Partiti e politici

come (non) si fa l’opposizione

25 Maggio 2018

Finalmente ci siamo: il nuovo governo si sta formando e potrebbe giurare entro pochi giorni.

Le forze politiche uscite sconfitte dalle urne, che hanno vissuto gli ultimi mesi in una malinconica afasia (rotta solo, di tanto in tanto, da patetici scazzi interni), saranno costrette a uscire dal limbo per assumere il ruolo che la Costituzione assegna loro: quello di opposizione. Ne saranno capaci? Dai primi passi (falsi) di diversi dirigenti, c’è da dubitarne.

Alcuni, ancora vittime dello shock elettorale, balbettano di improbabili collaborazioni con il nuovo governo; altri, in preda a una sorta di sindrome di Stoccolma,  si entusiasmano addirittura per le sue proposte. Queste dimostrazioni di confusione e di pochezza politica sono un balsamo formidabile per la maggioranza, perché ne dimostrano l’egemonia.

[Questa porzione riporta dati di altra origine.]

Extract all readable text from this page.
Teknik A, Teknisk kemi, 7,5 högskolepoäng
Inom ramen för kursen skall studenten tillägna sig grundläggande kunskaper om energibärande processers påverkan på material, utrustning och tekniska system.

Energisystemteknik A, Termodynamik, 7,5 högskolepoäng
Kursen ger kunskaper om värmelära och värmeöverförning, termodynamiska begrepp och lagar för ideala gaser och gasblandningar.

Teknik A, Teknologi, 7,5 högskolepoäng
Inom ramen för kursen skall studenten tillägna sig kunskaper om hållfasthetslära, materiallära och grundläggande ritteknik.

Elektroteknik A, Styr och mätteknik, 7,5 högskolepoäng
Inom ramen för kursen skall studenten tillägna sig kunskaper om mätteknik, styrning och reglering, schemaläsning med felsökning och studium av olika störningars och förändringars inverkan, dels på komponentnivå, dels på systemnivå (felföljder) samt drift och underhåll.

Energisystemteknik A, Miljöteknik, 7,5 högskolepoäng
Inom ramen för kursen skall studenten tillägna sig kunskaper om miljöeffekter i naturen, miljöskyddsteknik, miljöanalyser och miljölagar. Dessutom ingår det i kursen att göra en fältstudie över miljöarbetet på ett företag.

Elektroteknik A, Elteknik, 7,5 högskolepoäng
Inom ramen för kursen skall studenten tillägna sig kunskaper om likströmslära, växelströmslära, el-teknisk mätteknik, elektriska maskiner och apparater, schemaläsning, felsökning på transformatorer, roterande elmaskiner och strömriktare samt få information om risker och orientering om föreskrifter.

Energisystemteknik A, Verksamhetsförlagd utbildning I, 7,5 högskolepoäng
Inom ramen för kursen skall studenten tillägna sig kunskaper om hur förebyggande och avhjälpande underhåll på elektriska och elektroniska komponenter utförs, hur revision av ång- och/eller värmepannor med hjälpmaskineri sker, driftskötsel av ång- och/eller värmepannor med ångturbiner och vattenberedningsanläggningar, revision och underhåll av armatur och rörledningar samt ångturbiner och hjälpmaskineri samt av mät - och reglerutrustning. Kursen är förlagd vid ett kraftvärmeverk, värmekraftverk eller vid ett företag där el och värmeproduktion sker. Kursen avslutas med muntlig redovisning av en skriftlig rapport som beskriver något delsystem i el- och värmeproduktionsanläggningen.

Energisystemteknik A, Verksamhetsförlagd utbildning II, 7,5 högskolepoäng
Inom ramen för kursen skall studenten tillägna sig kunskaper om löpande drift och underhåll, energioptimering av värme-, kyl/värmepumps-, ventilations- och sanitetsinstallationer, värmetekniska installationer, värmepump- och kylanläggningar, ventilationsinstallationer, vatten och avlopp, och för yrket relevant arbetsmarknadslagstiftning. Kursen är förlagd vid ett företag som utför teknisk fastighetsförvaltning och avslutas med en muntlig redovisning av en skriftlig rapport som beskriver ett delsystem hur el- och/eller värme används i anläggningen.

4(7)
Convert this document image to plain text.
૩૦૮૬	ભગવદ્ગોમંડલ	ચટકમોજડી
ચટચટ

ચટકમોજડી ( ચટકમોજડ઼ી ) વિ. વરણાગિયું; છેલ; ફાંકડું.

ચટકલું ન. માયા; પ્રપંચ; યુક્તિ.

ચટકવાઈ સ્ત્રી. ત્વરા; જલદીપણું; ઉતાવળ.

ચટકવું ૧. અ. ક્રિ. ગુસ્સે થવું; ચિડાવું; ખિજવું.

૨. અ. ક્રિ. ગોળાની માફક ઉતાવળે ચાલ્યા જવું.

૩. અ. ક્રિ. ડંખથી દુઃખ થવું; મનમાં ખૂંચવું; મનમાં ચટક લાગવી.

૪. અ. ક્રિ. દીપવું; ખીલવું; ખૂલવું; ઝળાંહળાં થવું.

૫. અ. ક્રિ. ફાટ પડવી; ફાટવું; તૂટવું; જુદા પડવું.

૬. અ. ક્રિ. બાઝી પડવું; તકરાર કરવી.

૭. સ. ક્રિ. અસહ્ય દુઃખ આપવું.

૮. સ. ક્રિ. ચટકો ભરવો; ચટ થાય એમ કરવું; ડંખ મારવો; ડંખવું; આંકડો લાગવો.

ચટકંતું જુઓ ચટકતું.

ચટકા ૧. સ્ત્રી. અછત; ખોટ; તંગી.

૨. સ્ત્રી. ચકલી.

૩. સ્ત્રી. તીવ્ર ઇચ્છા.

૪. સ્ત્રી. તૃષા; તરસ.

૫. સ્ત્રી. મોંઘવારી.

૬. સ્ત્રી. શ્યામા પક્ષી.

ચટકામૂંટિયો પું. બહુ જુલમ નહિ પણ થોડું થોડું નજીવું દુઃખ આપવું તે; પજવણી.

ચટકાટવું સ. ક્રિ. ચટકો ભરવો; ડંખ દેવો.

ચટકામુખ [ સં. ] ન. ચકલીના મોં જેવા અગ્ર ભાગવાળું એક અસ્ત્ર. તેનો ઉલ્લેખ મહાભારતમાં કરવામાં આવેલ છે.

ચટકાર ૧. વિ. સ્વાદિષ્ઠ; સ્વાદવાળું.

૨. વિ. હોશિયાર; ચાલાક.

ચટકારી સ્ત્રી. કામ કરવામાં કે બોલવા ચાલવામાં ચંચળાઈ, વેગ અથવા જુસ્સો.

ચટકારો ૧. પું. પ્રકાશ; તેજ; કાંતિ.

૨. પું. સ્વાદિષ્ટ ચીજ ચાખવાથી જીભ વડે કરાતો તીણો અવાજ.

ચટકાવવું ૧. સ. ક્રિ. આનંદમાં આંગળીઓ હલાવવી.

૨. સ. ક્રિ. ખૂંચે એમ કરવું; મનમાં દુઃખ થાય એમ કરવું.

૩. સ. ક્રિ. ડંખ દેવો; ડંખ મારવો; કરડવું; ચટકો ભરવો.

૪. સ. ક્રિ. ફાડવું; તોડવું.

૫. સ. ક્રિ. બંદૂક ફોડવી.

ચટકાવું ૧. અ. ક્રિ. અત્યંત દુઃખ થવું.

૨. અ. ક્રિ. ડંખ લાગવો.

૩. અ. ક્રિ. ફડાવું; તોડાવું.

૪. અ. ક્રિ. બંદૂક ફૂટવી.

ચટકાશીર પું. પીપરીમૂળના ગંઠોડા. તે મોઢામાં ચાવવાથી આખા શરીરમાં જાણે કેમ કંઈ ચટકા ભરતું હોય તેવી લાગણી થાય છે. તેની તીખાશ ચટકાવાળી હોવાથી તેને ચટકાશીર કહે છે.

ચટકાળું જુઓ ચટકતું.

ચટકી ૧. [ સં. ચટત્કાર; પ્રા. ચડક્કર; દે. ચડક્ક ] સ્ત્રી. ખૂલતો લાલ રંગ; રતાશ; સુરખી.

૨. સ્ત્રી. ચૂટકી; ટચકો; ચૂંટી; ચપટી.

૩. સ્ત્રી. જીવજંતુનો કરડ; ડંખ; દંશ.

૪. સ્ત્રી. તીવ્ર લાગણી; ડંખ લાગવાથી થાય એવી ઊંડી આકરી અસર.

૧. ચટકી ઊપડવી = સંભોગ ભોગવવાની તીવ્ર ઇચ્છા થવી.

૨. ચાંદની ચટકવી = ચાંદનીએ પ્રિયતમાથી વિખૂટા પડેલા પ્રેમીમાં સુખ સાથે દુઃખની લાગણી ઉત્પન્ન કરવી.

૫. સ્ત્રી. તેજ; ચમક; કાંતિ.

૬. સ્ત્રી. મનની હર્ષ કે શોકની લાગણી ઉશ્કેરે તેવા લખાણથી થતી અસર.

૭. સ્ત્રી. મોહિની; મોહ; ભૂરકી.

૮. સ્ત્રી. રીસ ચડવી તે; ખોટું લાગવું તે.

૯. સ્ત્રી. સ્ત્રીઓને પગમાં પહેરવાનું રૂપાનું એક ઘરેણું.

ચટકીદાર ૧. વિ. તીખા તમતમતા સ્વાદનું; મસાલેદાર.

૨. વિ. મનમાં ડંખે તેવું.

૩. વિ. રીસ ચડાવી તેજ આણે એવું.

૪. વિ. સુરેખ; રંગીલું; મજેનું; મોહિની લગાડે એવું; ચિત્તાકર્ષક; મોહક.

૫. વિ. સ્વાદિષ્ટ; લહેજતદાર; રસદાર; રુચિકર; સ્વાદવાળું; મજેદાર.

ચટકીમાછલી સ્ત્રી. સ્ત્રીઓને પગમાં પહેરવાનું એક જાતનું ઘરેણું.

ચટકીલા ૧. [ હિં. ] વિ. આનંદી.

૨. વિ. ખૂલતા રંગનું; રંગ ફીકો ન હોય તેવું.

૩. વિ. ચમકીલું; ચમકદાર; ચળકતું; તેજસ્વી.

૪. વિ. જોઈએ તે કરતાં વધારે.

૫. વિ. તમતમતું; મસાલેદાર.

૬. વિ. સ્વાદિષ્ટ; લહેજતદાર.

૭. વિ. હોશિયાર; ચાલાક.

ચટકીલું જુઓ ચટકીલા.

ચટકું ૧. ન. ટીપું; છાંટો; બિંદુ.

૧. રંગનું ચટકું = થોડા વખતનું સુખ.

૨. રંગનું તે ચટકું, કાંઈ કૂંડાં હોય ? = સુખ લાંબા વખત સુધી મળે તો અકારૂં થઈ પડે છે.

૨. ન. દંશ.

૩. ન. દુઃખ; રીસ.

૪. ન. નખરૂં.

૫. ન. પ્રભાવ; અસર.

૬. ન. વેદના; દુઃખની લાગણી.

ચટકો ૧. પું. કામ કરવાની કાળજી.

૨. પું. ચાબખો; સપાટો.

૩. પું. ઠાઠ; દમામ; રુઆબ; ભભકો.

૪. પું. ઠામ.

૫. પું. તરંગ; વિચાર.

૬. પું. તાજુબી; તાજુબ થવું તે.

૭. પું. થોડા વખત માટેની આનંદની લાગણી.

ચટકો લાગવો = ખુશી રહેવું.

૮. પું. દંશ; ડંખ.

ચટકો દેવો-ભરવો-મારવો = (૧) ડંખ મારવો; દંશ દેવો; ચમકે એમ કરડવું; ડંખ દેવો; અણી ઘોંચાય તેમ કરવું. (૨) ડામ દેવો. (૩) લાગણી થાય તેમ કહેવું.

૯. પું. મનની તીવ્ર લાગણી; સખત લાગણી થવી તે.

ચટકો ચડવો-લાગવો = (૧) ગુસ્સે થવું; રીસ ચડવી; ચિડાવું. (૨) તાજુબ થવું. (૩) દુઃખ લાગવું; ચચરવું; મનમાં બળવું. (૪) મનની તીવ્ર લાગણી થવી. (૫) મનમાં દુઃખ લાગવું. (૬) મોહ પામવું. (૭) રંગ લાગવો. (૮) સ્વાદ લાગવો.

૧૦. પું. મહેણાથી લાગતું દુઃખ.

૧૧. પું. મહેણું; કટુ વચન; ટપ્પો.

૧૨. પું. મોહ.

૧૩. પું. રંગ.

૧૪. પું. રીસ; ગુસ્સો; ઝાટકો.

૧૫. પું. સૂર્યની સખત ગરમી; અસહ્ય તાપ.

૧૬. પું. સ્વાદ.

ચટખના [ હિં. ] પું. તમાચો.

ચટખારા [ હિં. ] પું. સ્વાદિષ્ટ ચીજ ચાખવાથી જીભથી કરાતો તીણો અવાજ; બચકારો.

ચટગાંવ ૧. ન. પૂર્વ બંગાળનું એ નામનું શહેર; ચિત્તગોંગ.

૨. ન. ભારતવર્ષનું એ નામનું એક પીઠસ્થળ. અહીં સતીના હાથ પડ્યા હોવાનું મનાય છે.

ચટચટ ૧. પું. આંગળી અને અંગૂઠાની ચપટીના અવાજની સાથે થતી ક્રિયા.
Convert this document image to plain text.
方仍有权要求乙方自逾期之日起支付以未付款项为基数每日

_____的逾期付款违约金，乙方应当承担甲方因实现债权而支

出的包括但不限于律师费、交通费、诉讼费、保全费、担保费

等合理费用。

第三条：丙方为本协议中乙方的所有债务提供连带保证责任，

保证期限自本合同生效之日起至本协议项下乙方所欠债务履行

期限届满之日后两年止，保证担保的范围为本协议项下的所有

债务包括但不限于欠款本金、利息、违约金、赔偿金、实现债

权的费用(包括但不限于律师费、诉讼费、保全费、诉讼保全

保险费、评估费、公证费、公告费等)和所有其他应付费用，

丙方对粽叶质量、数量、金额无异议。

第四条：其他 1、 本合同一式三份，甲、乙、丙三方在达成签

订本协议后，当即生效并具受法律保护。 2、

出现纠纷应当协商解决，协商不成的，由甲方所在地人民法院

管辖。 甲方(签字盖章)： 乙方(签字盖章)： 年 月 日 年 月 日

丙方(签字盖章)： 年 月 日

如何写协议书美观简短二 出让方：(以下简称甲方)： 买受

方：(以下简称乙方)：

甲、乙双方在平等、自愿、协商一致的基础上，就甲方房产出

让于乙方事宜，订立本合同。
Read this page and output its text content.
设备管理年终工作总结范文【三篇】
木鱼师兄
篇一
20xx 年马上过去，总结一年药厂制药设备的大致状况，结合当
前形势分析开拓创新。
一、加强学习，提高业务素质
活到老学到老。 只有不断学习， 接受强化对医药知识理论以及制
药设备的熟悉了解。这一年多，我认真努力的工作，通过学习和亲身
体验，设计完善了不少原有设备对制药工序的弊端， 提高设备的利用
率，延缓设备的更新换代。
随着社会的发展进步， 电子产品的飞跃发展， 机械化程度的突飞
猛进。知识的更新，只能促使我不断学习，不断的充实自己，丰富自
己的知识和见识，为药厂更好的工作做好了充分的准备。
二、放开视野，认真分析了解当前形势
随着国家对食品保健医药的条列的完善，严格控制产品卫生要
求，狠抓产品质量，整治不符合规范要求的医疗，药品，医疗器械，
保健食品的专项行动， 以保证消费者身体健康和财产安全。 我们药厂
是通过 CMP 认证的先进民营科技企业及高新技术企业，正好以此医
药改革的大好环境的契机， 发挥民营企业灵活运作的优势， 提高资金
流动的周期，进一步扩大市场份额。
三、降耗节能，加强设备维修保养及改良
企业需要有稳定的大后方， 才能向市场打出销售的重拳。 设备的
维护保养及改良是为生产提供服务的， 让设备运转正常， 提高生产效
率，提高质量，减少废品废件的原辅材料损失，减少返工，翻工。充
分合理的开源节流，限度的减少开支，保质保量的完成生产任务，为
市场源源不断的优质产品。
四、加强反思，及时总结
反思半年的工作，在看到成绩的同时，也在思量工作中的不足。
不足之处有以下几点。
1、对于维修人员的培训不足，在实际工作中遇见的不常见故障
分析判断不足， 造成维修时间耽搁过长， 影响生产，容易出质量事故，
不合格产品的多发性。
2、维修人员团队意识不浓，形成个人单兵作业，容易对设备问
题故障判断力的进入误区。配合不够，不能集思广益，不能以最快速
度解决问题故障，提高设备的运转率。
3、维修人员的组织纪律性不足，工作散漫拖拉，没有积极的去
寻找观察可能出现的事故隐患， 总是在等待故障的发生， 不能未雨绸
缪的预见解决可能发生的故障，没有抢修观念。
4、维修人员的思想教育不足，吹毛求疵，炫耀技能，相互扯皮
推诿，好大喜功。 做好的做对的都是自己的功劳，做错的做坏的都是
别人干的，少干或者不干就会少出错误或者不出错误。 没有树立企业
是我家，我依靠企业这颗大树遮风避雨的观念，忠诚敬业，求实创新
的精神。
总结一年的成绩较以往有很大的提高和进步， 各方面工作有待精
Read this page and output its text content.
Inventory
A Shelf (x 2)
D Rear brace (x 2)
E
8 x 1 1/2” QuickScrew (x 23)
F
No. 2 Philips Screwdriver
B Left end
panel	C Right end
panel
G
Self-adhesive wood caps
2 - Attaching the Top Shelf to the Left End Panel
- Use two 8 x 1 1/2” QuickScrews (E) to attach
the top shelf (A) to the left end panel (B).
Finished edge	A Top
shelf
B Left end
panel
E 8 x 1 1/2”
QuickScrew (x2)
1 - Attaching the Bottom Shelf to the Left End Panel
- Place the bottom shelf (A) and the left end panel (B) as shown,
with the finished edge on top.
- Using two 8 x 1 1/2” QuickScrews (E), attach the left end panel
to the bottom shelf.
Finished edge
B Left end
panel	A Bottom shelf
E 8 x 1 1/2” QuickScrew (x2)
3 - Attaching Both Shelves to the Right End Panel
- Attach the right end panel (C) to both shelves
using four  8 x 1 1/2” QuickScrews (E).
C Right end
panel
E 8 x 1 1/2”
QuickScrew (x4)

Tra i politici bruscamente cacciati dalle stanze del potere prevale invece un insopprimibile rancore, che si manifesta nelle forme più varie e più autolesioniste: dall’ironia sprezzante verso i nuovi protagonisti agli attacchi pretestuosi ad alzo zero, dai presagi di sventura nazionale fino alle recriminazioni contro gli elettori colpevoli di aver votato per “gli altri”; i più autocontrollati esibiscono atteggiamenti di sufficienza e di tantopeggismo che li rendono definitivamente antipatici. Tutto ciò fa perdere più consensi agli autori che ai bersagli delle critiche, perché restituisce agli elettori l’immagine di un’opposizione irrancidita e inservibile.

I più svegli hanno inaugurato una resistenza di tipo “valoriale”: si indignano davanti a ogni proposta non “ortodossa” dei partiti di maggioranza, sventolano le proprie bandiere ideali… senza rendersi conto che la gran parte degli elettori ha condiviso proprio quelle proposte con il voto del 4 marzo e ora vuole solo capire se sono realizzabili oppure no. Questa attitudine appare astratta e lontana dalle aspettative dei cittadini, dalla loro quotidianità e dai loro problemi; si tratta insomma di un altro autogol.

Nessuno sembra al momento in grado di esercitare una vera opposizione, come quella che Lega e Movimento Cinque Stelle hanno messo in campo per tutta la legislatura passata incalzando il governo in carica sul merito delle sue iniziative e costruendo una classe dirigente nuova e credibile.  E’ vero che questi due partiti hanno speso molto tempo ed energie nell’additare le magagne personali degli avversari politici; ma hanno saputo contrapporvi candidati “puliti” e soprattutto si sono concentrati sui temi concreti che più interessavano ai cittadini, avanzando proposte chiare (sebbene spesso irrealizzabili) che suggerivano un’alternativa di governo desiderabile.

E’ proprio l’alternativa il cuore di una vera opposizione: per costruirla, le forze politiche della minoranza dovrebbero dedicarsi con urgenza a comprendere quali sono le domande profonde, emerse nel voto del 4 marzo, cui non hanno saputo dare risposta. Poi, dall’opposizione, dovrebbero dimostrare all’opinione pubblica che a quelle domande il governo sta rispondendo in modo inadeguato e suggerire proposte migliori. Ancora, dovrebbero mettersi  “in ascolto” della società per cogliere in anticipo i problemi nuovi che ne stanno emergendo e elaborare soluzioni credibili; infine, dovrebbero impegnarsi a selezionare una nuova classe dirigente affidabile e attraente per gli elettori.

Per questa via, i partiti oggi sconfitti possono sperare di risalire la china del consenso; se invece resteranno “seduti” sul proprio traumatico fallimento, limitandosi a balbettare, a gettare fango sugli avversari o a rivendicare astratte battaglie valoriali, si condanneranno da sé ad una rapida e definitiva estinzione.